If you came of age in the late 1970s or 1980s, a Camaro is a rolling automotive mullet. But if you came of age in the 1960s, when the car debuted, the Camaro is something else entirely. It’s the Corvette’s kid brother, a fire-breathing four-wheeled delinquent ready for a street fight on Saturday night.

That’s the Camaro Chevrolet wants you to remember. So it should come as little surprise that the Camaro’s newest model with a legendary name: the ZL1.

Way back in the days when GM ruled the automotive world, the 1969 ZL1 was the most powerful Camaro you could buy.

The ZL1 was the brainchild of dealer Fred Gibb, who managed to persuade Chevrolet to assemble 1969 Camaros with Chevy’s mighty all-aluminum 427-cubic-inch V-8, rather than the 396 cubic-inch V-8 used in the SS and Z/28 models which were, until then, the top of the line. Rated conservatively at 425 horsepower, the bigger engine option alone cost $4,160, pushing the cost of a ZL1 to almost $7,000, or double the price of lesser Camaros. It’s no wonder only 69 were built.

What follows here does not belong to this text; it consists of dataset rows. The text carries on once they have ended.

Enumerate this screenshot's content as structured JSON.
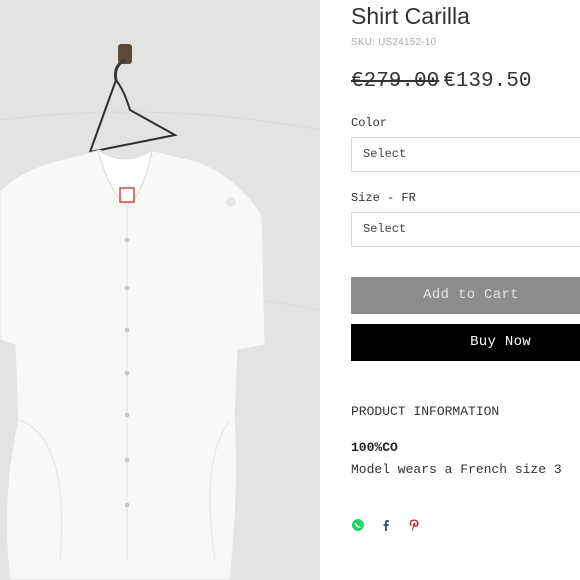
{
  "product": {
    "title": "Shirt Carilla",
    "sku": "SKU: US24152-10",
    "price_original": "€279.00",
    "price_sale": "€139.50"
  },
  "options": {
    "color_label": "Color",
    "color_value": "Select",
    "size_label": "Size - FR",
    "size_value": "Select"
  },
  "actions": {
    "add_to_cart": "Add to Cart",
    "buy_now": "Buy Now"
  },
  "details": {
    "section_title": "PRODUCT INFORMATION",
    "material": "100%CO",
    "model_note": "Model wears a French size 3"
  },
  "share": {
    "icons": [
      "whatsapp-icon",
      "facebook-icon",
      "pinterest-icon"
    ],
    "colors": {
      "whatsapp": "#25D366",
      "facebook": "#3b5998",
      "pinterest": "#cb2027"
    }
  },
  "colors": {
    "add_to_cart_bg": "#8c8c8c",
    "buy_now_bg": "#000000"
  }
}
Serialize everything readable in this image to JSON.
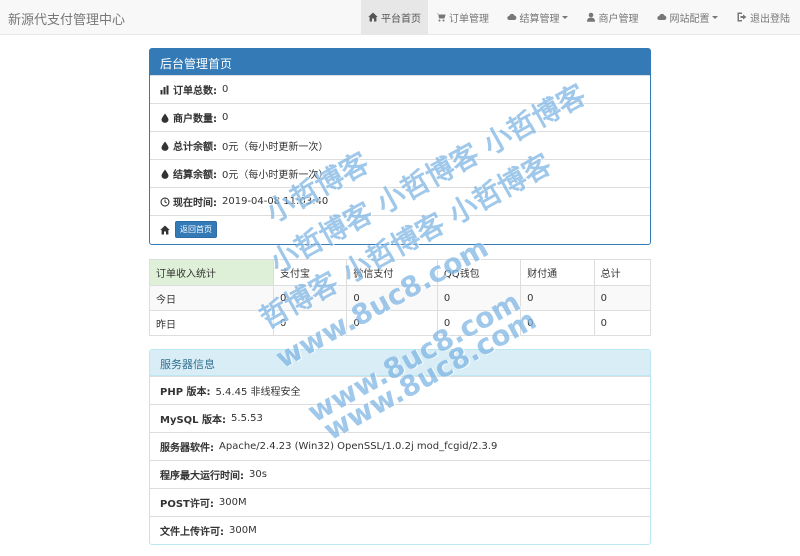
{
  "brand": "新源代支付管理中心",
  "nav": [
    {
      "label": "平台首页",
      "icon": "home-icon",
      "active": true
    },
    {
      "label": "订单管理",
      "icon": "cart-icon"
    },
    {
      "label": "结算管理",
      "icon": "cloud-icon",
      "dropdown": true
    },
    {
      "label": "商户管理",
      "icon": "user-icon"
    },
    {
      "label": "网站配置",
      "icon": "cloud-icon",
      "dropdown": true
    },
    {
      "label": "退出登陆",
      "icon": "logout-icon"
    }
  ],
  "admin_panel": {
    "title": "后台管理首页",
    "rows": [
      {
        "label": "订单总数:",
        "value": "0",
        "icon": "stats-icon"
      },
      {
        "label": "商户数量:",
        "value": "0",
        "icon": "drop-icon"
      },
      {
        "label": "总计余额:",
        "value": "0元（每小时更新一次）",
        "icon": "drop-icon"
      },
      {
        "label": "结算余额:",
        "value": "0元（每小时更新一次）",
        "icon": "drop-icon"
      },
      {
        "label": "现在时间:",
        "value": "2019-04-08 11:03:40",
        "icon": "clock-icon"
      }
    ],
    "back_button": "返回首页"
  },
  "stats_table": {
    "headers": [
      "订单收入统计",
      "支付宝",
      "微信支付",
      "QQ钱包",
      "财付通",
      "总计"
    ],
    "rows": [
      [
        "今日",
        "0",
        "0",
        "0",
        "0",
        "0"
      ],
      [
        "昨日",
        "0",
        "0",
        "0",
        "0",
        "0"
      ]
    ]
  },
  "server_panel": {
    "title": "服务器信息",
    "rows": [
      {
        "label": "PHP 版本:",
        "value": "5.4.45 非线程安全"
      },
      {
        "label": "MySQL 版本:",
        "value": "5.5.53"
      },
      {
        "label": "服务器软件:",
        "value": "Apache/2.4.23 (Win32) OpenSSL/1.0.2j mod_fcgid/2.3.9"
      },
      {
        "label": "程序最大运行时间:",
        "value": "30s"
      },
      {
        "label": "POST许可:",
        "value": "300M"
      },
      {
        "label": "文件上传许可:",
        "value": "300M"
      }
    ]
  },
  "watermark": {
    "line1": "小哲博客",
    "line2": "小哲博客 小哲博客 小哲博客",
    "line3": "哲博客 小哲博客 小哲博客",
    "line4": "www.8uc8.com",
    "line5": "www.8uc8.com",
    "line6": "www.8uc8.com"
  }
}
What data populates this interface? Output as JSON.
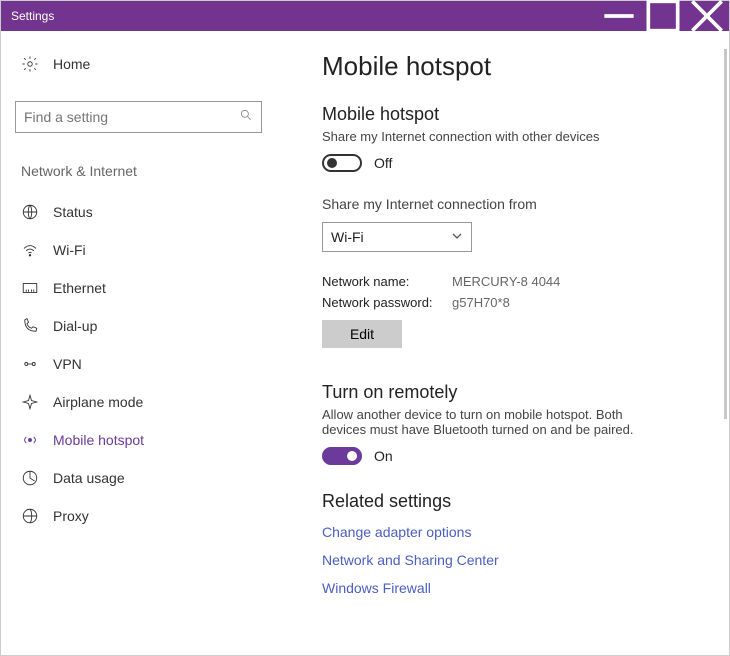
{
  "window": {
    "title": "Settings"
  },
  "sidebar": {
    "home": "Home",
    "search_placeholder": "Find a setting",
    "group": "Network & Internet",
    "items": [
      {
        "label": "Status"
      },
      {
        "label": "Wi-Fi"
      },
      {
        "label": "Ethernet"
      },
      {
        "label": "Dial-up"
      },
      {
        "label": "VPN"
      },
      {
        "label": "Airplane mode"
      },
      {
        "label": "Mobile hotspot"
      },
      {
        "label": "Data usage"
      },
      {
        "label": "Proxy"
      }
    ]
  },
  "main": {
    "title": "Mobile hotspot",
    "hotspot": {
      "heading": "Mobile hotspot",
      "desc": "Share my Internet connection with other devices",
      "state": "Off"
    },
    "share": {
      "label": "Share my Internet connection from",
      "selected": "Wi-Fi"
    },
    "network": {
      "name_label": "Network name:",
      "name_value": "MERCURY-8 4044",
      "password_label": "Network password:",
      "password_value": "g57H70*8",
      "edit": "Edit"
    },
    "remote": {
      "heading": "Turn on remotely",
      "desc": "Allow another device to turn on mobile hotspot. Both devices must have Bluetooth turned on and be paired.",
      "state": "On"
    },
    "related": {
      "heading": "Related settings",
      "links": [
        "Change adapter options",
        "Network and Sharing Center",
        "Windows Firewall"
      ]
    }
  }
}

Forty-three years later, what’s old is new.

The ZL1 returns for the 21st century as a coupe or convertible, equipped with a supercharged 6.2-liter V8 that sees duty in the Corvette, not to mention the Cadillac CTS-V. Here, the engine is rated at 580 horsepower and 556 pound-feet of torque. That’s more than the Cadillac, but less than the Corvette. When matched with a six-speed transmission – manual or automatic – it’s good for a 0-60 mph run of four seconds, a quarter-mile dash of 11 seconds and a top speed of 184 mph.

Mullet-era Camaros never ran this fast – unless being hurled off a cliff.

Climb inside and twist the ignition key. No push button starters here; this is old-school stuff. Listen to this fire-breathing chunk of Detroit heavy metal (that is built in Canada) comes to life. It throbs and rumbles. The dual exhaust burbles with menace, tempting you to disturb the peace.